ATA/315/2020 du 31.03.2020 ( PRISON ) , REJETE

Recours TF déposé le 23.04.2020, rendu le 19.05.2020, IRRECEVABLE, 6B_465/2020
En fait
En droit
RÉPUBLIQUE ET CANTON DE GENÈVE

 

POUVOIR JUDICIAIRE

A/387/2020-PRISON ATA/315/2020

COUR DE JUSTICE

Chambre administrative

Arrêt du 31 mars 2020

1ère section

 

dans la cause

 

Monsieur A______

contre

PRISON DE CHAMP-DOLLON



EN FAIT

1. Monsieur A______ est détenu à la prison de Champ-Dollon (ci-après : la prison) depuis le 17 septembre 2019. Le terme de l'exécution de sa peine privative de liberté est prévu le 7 août 2020.

2. Un incident l'impliquant est survenu le 19 janvier 2020, lors du service de repas du soir ; un agent de détention a entendu des coups contre la porte de la cellule B______, occupée notamment par M. A______ ; lorsqu'il a ouvert la porte, l'agent de détention a constaté que M. A______ se battait avec l'un de ses co-détenus.

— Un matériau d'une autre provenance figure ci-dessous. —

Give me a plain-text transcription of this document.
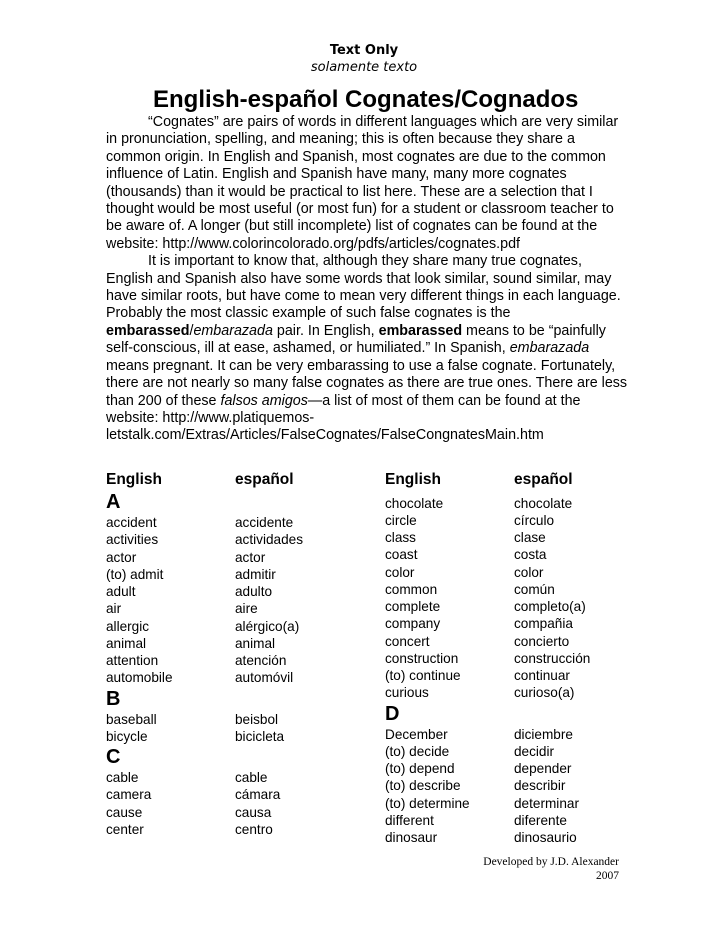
Text Only
solamente texto
English-español Cognates/Cognados

“Cognates” are pairs of words in different languages which are very similar in pronunciation, spelling, and meaning; this is often because they share a common origin. In English and Spanish, most cognates are due to the common influence of Latin. English and Spanish have many, many more cognates (thousands) than it would be practical to list here. These are a selection that I thought would be most useful (or most fun) for a student or classroom teacher to be aware of. A longer (but still incomplete) list of cognates can be found at the website: http://www.colorincolorado.org/pdfs/articles/cognates.pdf

It is important to know that, although they share many true cognates, English and Spanish also have some words that look similar, sound similar, may have similar roots, but have come to mean very different things in each language. Probably the most classic example of such false cognates is the embarassed/embarazada pair. In English, embarassed means to be “painfully self-conscious, ill at ease, ashamed, or humiliated.” In Spanish, embarazada means pregnant. It can be very embarassing to use a false cognate. Fortunately, there are not nearly so many false cognates as there are true ones. There are less than 200 of these falsos amigos—a list of most of them can be found at the website: http://www.platiquemos-letstalk.com/Extras/Articles/FalseCognates/FalseCongnatesMain.htm

English
A
accident
activities
actor
(to) admit
adult
air
allergic
animal
attention
automobile
B
baseball
bicycle
C
cable
camera
cause
center
español
accidente
actividades
actor
admitir
adulto
aire
alérgico(a)
animal
atención
automóvil
beisbol
bicicleta
cable
cámara
causa
centro
English
chocolate
circle
class
coast
color
common
complete
company
concert
construction
(to) continue
curious
D
December
(to) decide
(to) depend
(to) describe
(to) determine
different
dinosaur
español
chocolate
círculo
clase
costa
color
común
completo(a)
compañia
concierto
construcción
continuar
curioso(a)
diciembre
decidir
depender
describir
determinar
diferente
dinosaurio
Developed by J.D. Alexander
2007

Les deux détenus impliqués ont été sortis de la cellule.

3. M. A______ a été entendu par le gardien chef adjoint le 20 janvier 2020 à 7h45. Une sanction de deux jours de cellule forte pour violence physique exercée sur un détenu lui a été signifiée.

4. Son co-détenu s'est vu signifier pour ces faits une sanction de trois jours de cellule forte pour les mêmes motifs.

5. Le rapport du gardien chef adjoint mentionnait que les deux détenus en cause reconnaissaient les faits ; M. A______ était mordu au visage et l'autre détenu était griffé au visage.

6. Suite à cette altercation, les deux protagonistes ont été vus par le service médical de la prison.

Selon le constat de lésions traumatiques du 22 janvier 2020, M. A______ a rapporté que son co-détenu l'avait mordu sans raison car il avait ouvert les rideaux. Il a pu être constaté trois plaies au niveau de la joue droite.

Selon constat de lésions traumatiques du 23 janvier 2020, son co-détenu a rapporté que M. A______ avait ouvert le rideau à deux reprises alors qu'il dormait et s'était ainsi senti dérangé par la lumière. Il admettait l'avoir insulté, puis M. A______ l'avait pris par le cou en essayant de l'étrangler, les autres co-détenus essayant de les retenir, sans succès. Par la suite, lui-même l'avait mordu au visage et M. A______ avait riposté. Il a été notamment constaté sur lui des lésions au niveau du visage, soit des dermabrasions linéaires parallèles au nombre de trois sur la joue droite et des dermabrasions sur l'aile nasale gauche, ainsi que des lésions de la main droite.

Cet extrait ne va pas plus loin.